Quality Translation systems Need Quality Evaluation Methods
Neural Machine Translation is in dire need of a better evaluation approach. It is important because NMT is gradually becoming the industry standard and changing the way translation processes are carried out. Like any piece of majorly disruptive technology, even machine translation systems pose an impact on technically trained staff, sales, marketing and project management.
The “outdated” BLEU system became the standard as it works well with the previous machine translation system and being widely available. However, with NMT, the developments (especially in design) have been significant, rendering BLEU completely ineffective at quantifying the quality of output.
BLEU is what the industry refers to as an “n-gram-based metric system”. The system shows its incompetence when it comes to assessing the capabilities of NMT over other machine translation systems, such as SMT or RBMT. Current research shows that NMT, despite possessing greater capabilities over earlier machine translation systems, manages to receive only two BLEU points more.
NMT is a character-level translation system and a software in the same level is required for evaluation. The ChrF evaluation approach, proposed by Maja Popovic, is an suitable option.

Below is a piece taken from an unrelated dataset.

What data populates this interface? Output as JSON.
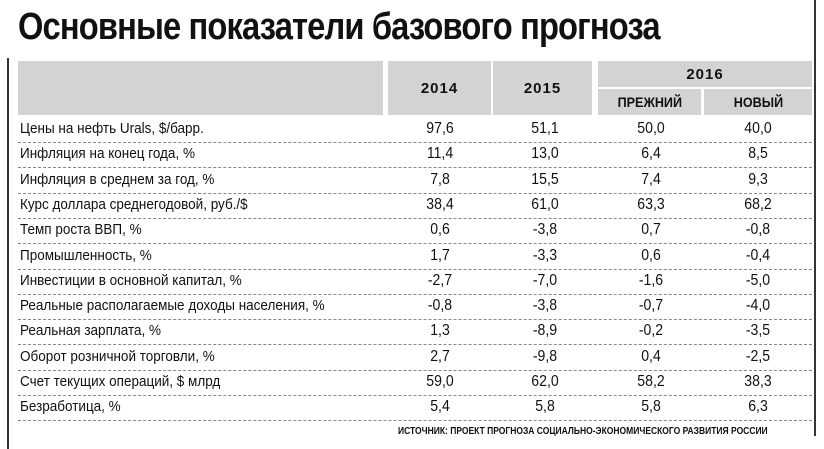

However, as the days progress, we might actually witness the standardisation of NMT quality assurance becoming more fragmented, similar to what we currently see in the demand for NMT. Practitioners will soon begin to come up with proprietary evaluation methods that are specific and relevant to their own needs. Metrics based on named entities, machine learning and custom QA systems may soon become available. It is also believed that multiple evaluation methods may be used in combination. NMT is the new “state-of-the-art,” and eventually, evaluation systems designed to handle the paradigm shift will show up.